If your body is under stress it will let you know. Now, here's the interesting thing - emotional stress will also have the same effect on your body. Something will occur, your adrenalin and cortisol levels will raise, this will create a cascade effect of hormones. inflammatory cytokines and immune factors.  The body becomes more acidic and creates an environment for toxins, bacteria, parasites, yeasts and moulds to proliferate.  As the body becomes inflamed and acidic, the entire metabolic state changes as your body uses calcium from bone to buffer the acidity, the abdomen will increase with body fat as cortisol continues to be released, this belly fat will then start releasing hormones itself . Over time we start feeling "not so great" with "non-specific fatigue" or "irritable bowel with no known cause" and other things that doctors can't diagnose.

Taking this one step further, most disease is a progression of cells and tissue that were inflamed, under stress and trying to retain some sort of homeostasis.  So if you're body isn't feeling great, then this is your first warning sign to start looking at your general health and the health of your organs. When we feel like this, medical blood tests typically won't show that anything is wrong, it's only when they do show that something is wrong it starts becoming a little too late. As they say, prevention is better than cure, and your body under stress will tell you when it would like you to take preventative action.

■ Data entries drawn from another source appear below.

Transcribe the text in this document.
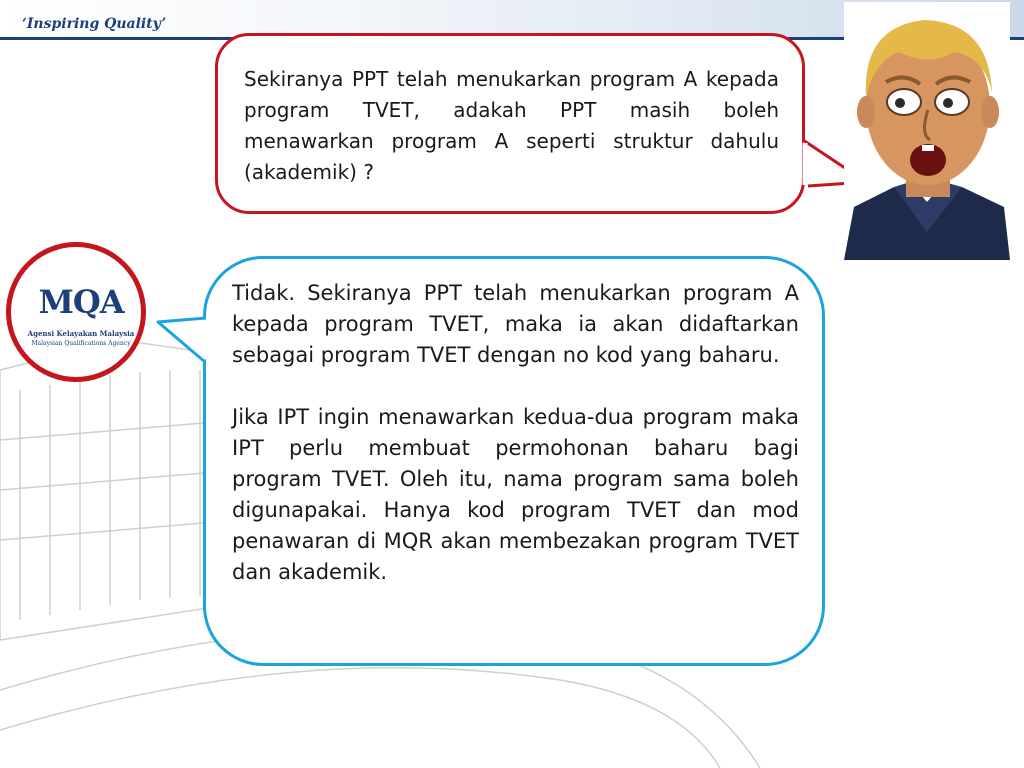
‘Inspiring Quality’
MQA
Agensi Kelayakan Malaysia
Malaysian Qualifications Agency
Sekiranya PPT telah menukarkan program A kepada program TVET, adakah PPT masih boleh menawarkan program A seperti struktur dahulu (akademik) ?

Tidak. Sekiranya PPT telah menukarkan program A kepada program TVET, maka ia akan didaftarkan sebagai program TVET dengan no kod yang baharu.

Jika IPT ingin menawarkan kedua-dua program maka IPT perlu membuat permohonan baharu bagi program TVET. Oleh itu, nama program sama boleh digunapakai. Hanya kod program TVET dan mod penawaran di MQR akan membezakan program TVET dan akademik.
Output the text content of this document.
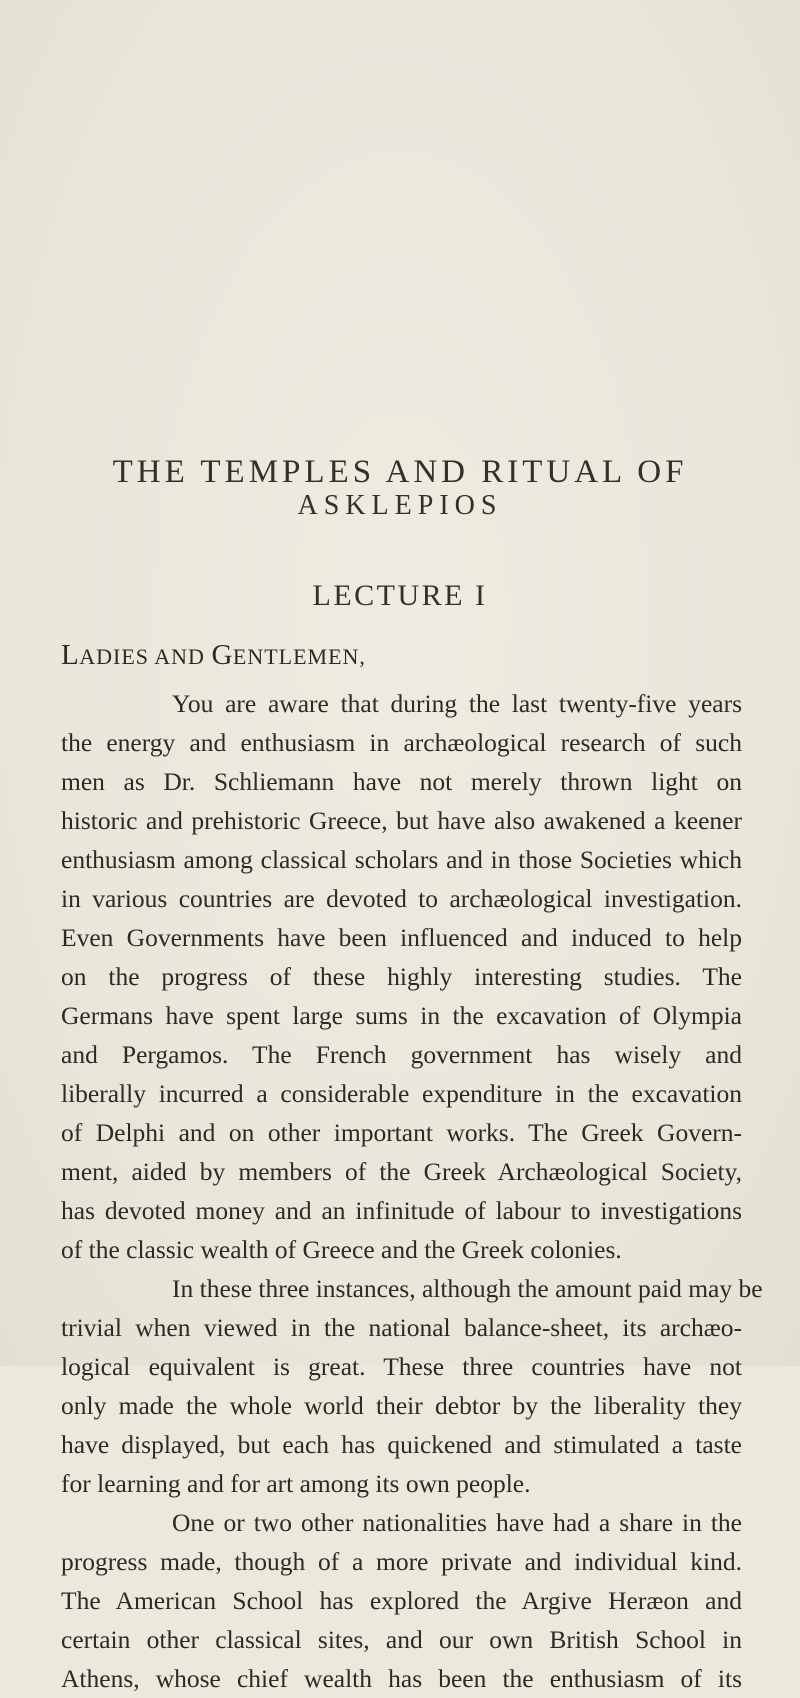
THE TEMPLES AND RITUAL OF
ASKLEPIOS
LECTURE I
LADIES AND GENTLEMEN,
You are aware that during the last twenty-five years
the energy and enthusiasm in archæological research of such
men as Dr. Schliemann have not merely thrown light on
historic and prehistoric Greece, but have also awakened a keener
enthusiasm among classical scholars and in those Societies which
in various countries are devoted to archæological investigation.
Even Governments have been influenced and induced to help
on the progress of these highly interesting studies. The
Germans have spent large sums in the excavation of Olympia
and Pergamos. The French government has wisely and
liberally incurred a considerable expenditure in the excavation
of Delphi and on other important works. The Greek Govern-
ment, aided by members of the Greek Archæological Society,
has devoted money and an infinitude of labour to investigations
of the classic wealth of Greece and the Greek colonies.
In these three instances, although the amount paid may be
trivial when viewed in the national balance-sheet, its archæo-
logical equivalent is great. These three countries have not
only made the whole world their debtor by the liberality they
have displayed, but each has quickened and stimulated a taste
for learning and for art among its own people.
One or two other nationalities have had a share in the
progress made, though of a more private and individual kind.
The American School has explored the Argive Heræon and
certain other classical sites, and our own British School in
Athens, whose chief wealth has been the enthusiasm of its
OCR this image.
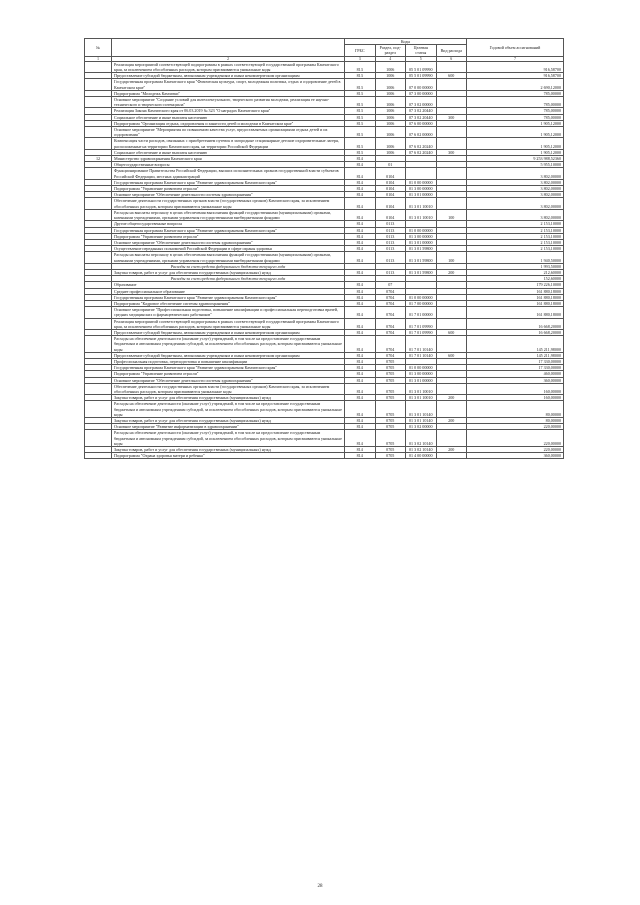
№		Коды				Годовой объем ассигнований
		ГРБС	Раздел, под-раздел	Целевая статья	Вид расхода	
1	2	3	4	5	6	7
	Реализация мероприятий соответствующей подпрограммы в рамках соответствующей государственной программы Камчатского края, за исключением обособленных расходов, которым присваиваются уникальные коды	813	1006	05 5 01 09990		916,58700
	Предоставление субсидий бюджетным, автономным учреждениям и иным некоммерческим организациям	813	1006	05 5 01 09990	600	916,58700
	Государственная программа Камчатского края "Физическая культура, спорт, молодежная политика, отдых и оздоровление детей в Камчатском крае"	813	1006	07 0 00 00000		2 690,12000
	Подпрограмма "Молодежь Камчатки"	813	1006	07 3 00 00000		785,00000
	Основное мероприятие "Создание условий для интеллектуального, творческого развития молодежи, реализация ее научно-технического и творческого потенциала"	813	1006	07 3 02 00000		785,00000
	Реализация Закона Камчатского края от 06.03.2019 № 323 "О наградах Камчатского края"	813	1006	07 3 02 20440		785,00000
	Социальное обеспечение и иные выплаты населению	813	1006	07 3 02 20440	300	785,00000
	Подпрограмма "Организация отдыха, оздоровления и занятости детей и молодежи в Камчатском крае"	813	1006	07 6 00 00000		1 905,12000
	Основное мероприятие "Мероприятия по повышению качества услуг, предоставляемых организациями отдыха детей и их оздоровления"	813	1006	07 6 02 00000		1 905,12000
	Компенсация части расходов, связанных с приобретением путевок в загородные стационарные детские оздоровительные лагеря, расположенные на территории Камчатского края, на территории Российской Федерации	813	1006	07 6 02 20240		1 905,12000
	Социальное обеспечение и иные выплаты населению	813	1006	07 6 02 20240	300	1 905,12000
12	Министерство здравоохранения Камчатского края	814				9 253 988,52360
	Общегосударственные вопросы	814	01			5 955,10000
	Функционирование Правительства Российской Федерации, высших исполнительных органов государственной власти субъектов Российской Федерации, местных администраций	814	0104			3 802,00000
	Государственная программа Камчатского края "Развитие здравоохранения Камчатского края"	814	0104	01 0 00 00000		3 802,00000
	Подпрограмма "Управление развитием отрасли"	814	0104	01 3 00 00000		3 802,00000
	Основное мероприятие "Обеспечение деятельности системы здравоохранения"	814	0104	01 3 01 00000		3 802,00000
	Обеспечение деятельности государственных органов власти (государственных органов) Камчатского края, за исключением обособленных расходов, которым присваиваются уникальные коды	814	0104	01 3 01 10010		3 802,00000
	Расходы на выплаты персоналу в целях обеспечения выполнения функций государственными (муниципальными) органами, казенными учреждениями, органами управления государственными внебюджетными фондами	814	0104	01 3 01 10010	100	3 802,00000
	Другие общегосударственные вопросы	814	0113			2 153,10000
	Государственная программа Камчатского края "Развитие здравоохранения Камчатского края"	814	0113	01 0 00 00000		2 153,10000
	Подпрограмма "Управление развитием отрасли"	814	0113	01 3 00 00000		2 153,10000
	Основное мероприятие "Обеспечение деятельности системы здравоохранения"	814	0113	01 3 01 00000		2 153,10000
	Осуществление переданных полномочий Российской Федерации в сфере охраны здоровья	814	0113	01 3 01 59800		2 153,10000
	Расходы на выплаты персоналу в целях обеспечения выполнения функций государственными (муниципальными) органами, казенными учреждениями, органами управления государственными внебюджетными фондами	814	0113	01 3 01 59800	100	1 940,50000
	Расходы за счет средств федерального бюджета текущего года					1 993,50000
	Закупка товаров, работ и услуг для обеспечения государственных (муниципальных) нужд	814	0113	01 3 01 59800	200	212,60000
	Расходы за счет средств федерального бюджета текущего года					152,60000
	Образование	814	07			179 226,10000
	Среднее профессиональное образование	814	0704			161 880,18000
	Государственная программа Камчатского края "Развитие здравоохранения Камчатского края"	814	0704	01 0 00 00000		161 880,18000
	Подпрограмма "Кадровое обеспечение системы здравоохранения"	814	0704	01 7 00 00000		161 880,18000
	Основное мероприятие "Профессиональная подготовка, повышение квалификации и профессиональная переподготовка врачей, средних медицинских и фармацевтических работников"	814	0704	01 7 01 00000		161 880,18000
	Реализация мероприятий соответствующей подпрограммы в рамках соответствующей государственной программы Камчатского края, за исключением обособленных расходов, которым присваиваются уникальные коды	814	0704	01 7 01 09990		16 668,20000
	Предоставление субсидий бюджетным, автономным учреждениям и иным некоммерческим организациям	814	0704	01 7 01 09990	600	16 668,20000
	Расходы на обеспечение деятельности (оказание услуг) учреждений, в том числе на предоставление государственным бюджетным и автономным учреждениям субсидий, за исключением обособленных расходов, которым присваиваются уникальные коды	814	0704	01 7 01 10140		145 211,98000
	Предоставление субсидий бюджетным, автономным учреждениям и иным некоммерческим организациям	814	0704	01 7 01 10140	600	145 211,98000
	Профессиональная подготовка, переподготовка и повышение квалификации	814	0705			17 330,00000
	Государственная программа Камчатского края "Развитие здравоохранения Камчатского края"	814	0705	01 0 00 00000		17 330,00000
	Подпрограмма "Управление развитием отрасли"	814	0705	01 3 00 00000		460,00000
	Основное мероприятие "Обеспечение деятельности системы здравоохранения"	814	0705	01 3 01 00000		360,00000
	Обеспечение деятельности государственных органов власти (государственных органов) Камчатского края, за исключением обособленных расходов, которым присваиваются уникальные коды	814	0705	01 3 01 10010		160,00000
	Закупка товаров, работ и услуг для обеспечения государственных (муниципальных) нужд	814	0705	01 3 01 10010	200	160,00000
	Расходы на обеспечение деятельности (оказание услуг) учреждений, в том числе на предоставление государственным бюджетным и автономным учреждениям субсидий, за исключением обособленных расходов, которым присваиваются уникальные коды	814	0705	01 3 01 10140		80,00000
	Закупка товаров, работ и услуг для обеспечения государственных (муниципальных) нужд	814	0705	01 3 01 10140	200	80,00000
	Основное мероприятие "Развитие информатизации в здравоохранении"	814	0705	01 3 02 00000		220,00000
	Расходы на обеспечение деятельности (оказание услуг) учреждений, в том числе на предоставление государственным бюджетным и автономным учреждениям субсидий, за исключением обособленных расходов, которым присваиваются уникальные коды	814	0705	01 3 02 10140		220,00000
	Закупка товаров, работ и услуг для обеспечения государственных (муниципальных) нужд	814	0705	01 3 02 10140	200	220,00000
	Подпрограмма "Охрана здоровья матери и ребенка"	814	0705	01 4 00 00000		360,00000
28
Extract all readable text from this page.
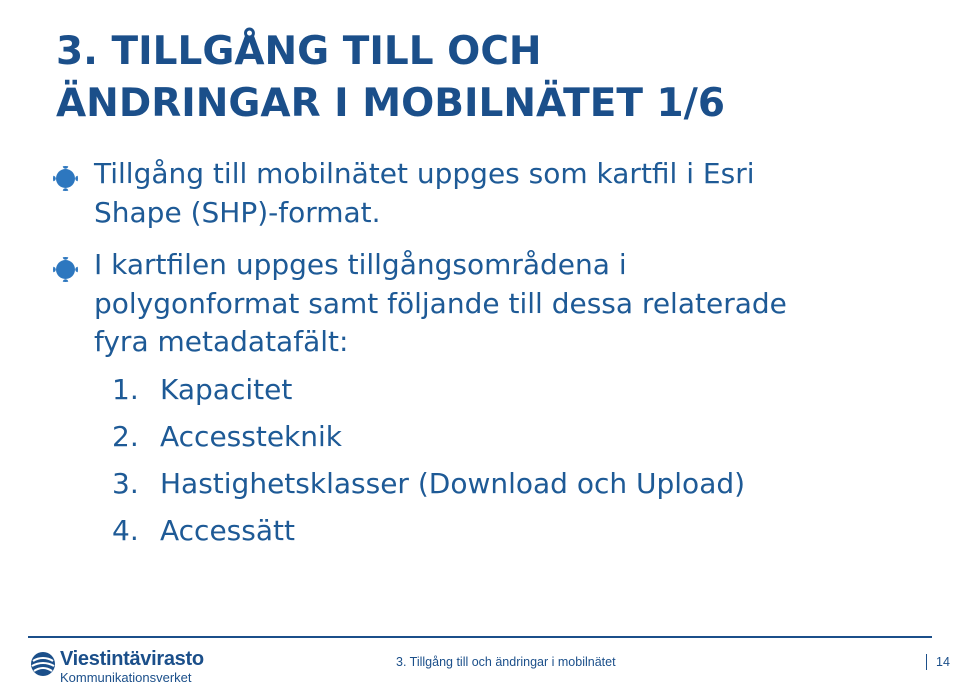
3. TILLGÅNG TILL OCH
ÄNDRINGAR I MOBILNÄTET 1/6
Tillgång till mobilnätet uppges som kartfil i Esri
Shape (SHP)-format.
I kartfilen uppges tillgångsområdena i
polygonformat samt följande till dessa relaterade
fyra metadatafält:
1. Kapacitet
2. Accessteknik
3. Hastighetsklasser (Download och Upload)
4. Accessätt
Viestintävirasto
Kommunikationsverket
3. Tillgång till och ändringar i mobilnätet	14
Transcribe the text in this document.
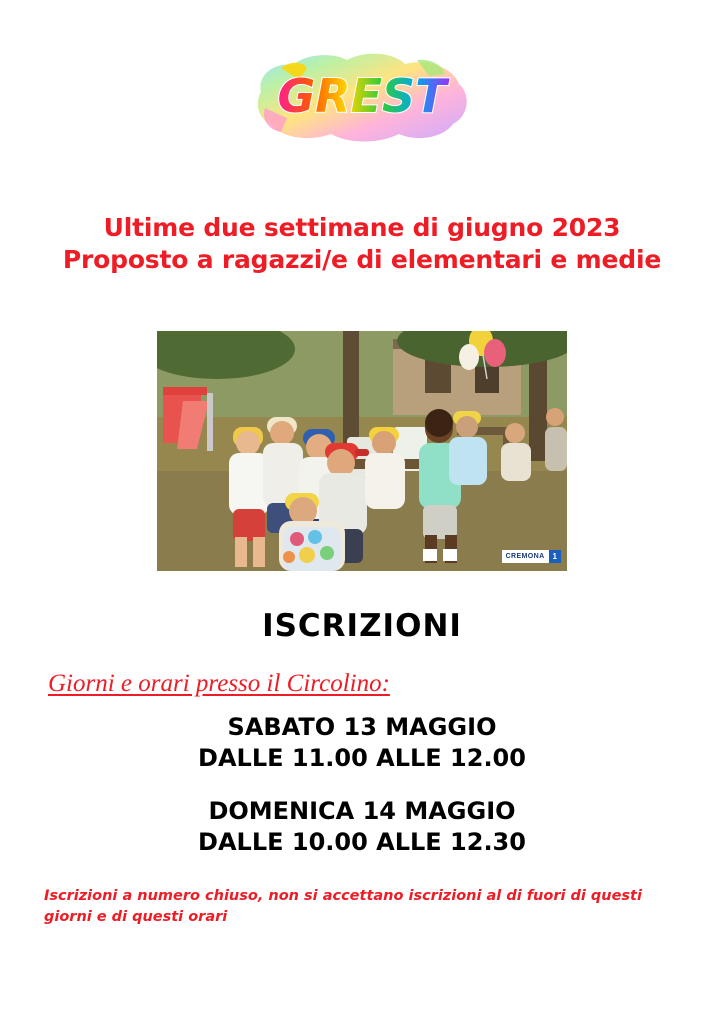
GREST
Ultime due settimane di giugno 2023
Proposto a ragazzi/e di elementari e medie
CREMONA	1
ISCRIZIONI
Giorni e orari presso il Circolino:
SABATO 13 MAGGIO
DALLE 11.00 ALLE 12.00
DOMENICA 14 MAGGIO
DALLE 10.00 ALLE 12.30
Iscrizioni a numero chiuso, non si accettano iscrizioni al di fuori di questi giorni e di questi orari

Our bodies were designed to deal with stressors, and were designed to not need detoxing. But when we become overloaded or overweight the organs can't do their job properly and so we need to intervene. I can tell you back in the paleolithic days, they certainly didn't need to detox.

To conclude, here are a few examples of stressors, but trust me, the list is endless: Poisons, divorce, christmas rush, pesticides, work deadlines, traffic, high fructose corn syrup, trans-fatty acids, processed foods, artificial sweeteners, allergy causing foods, pollens and other allergens, video games, overtraining, technology, peer pressure at work.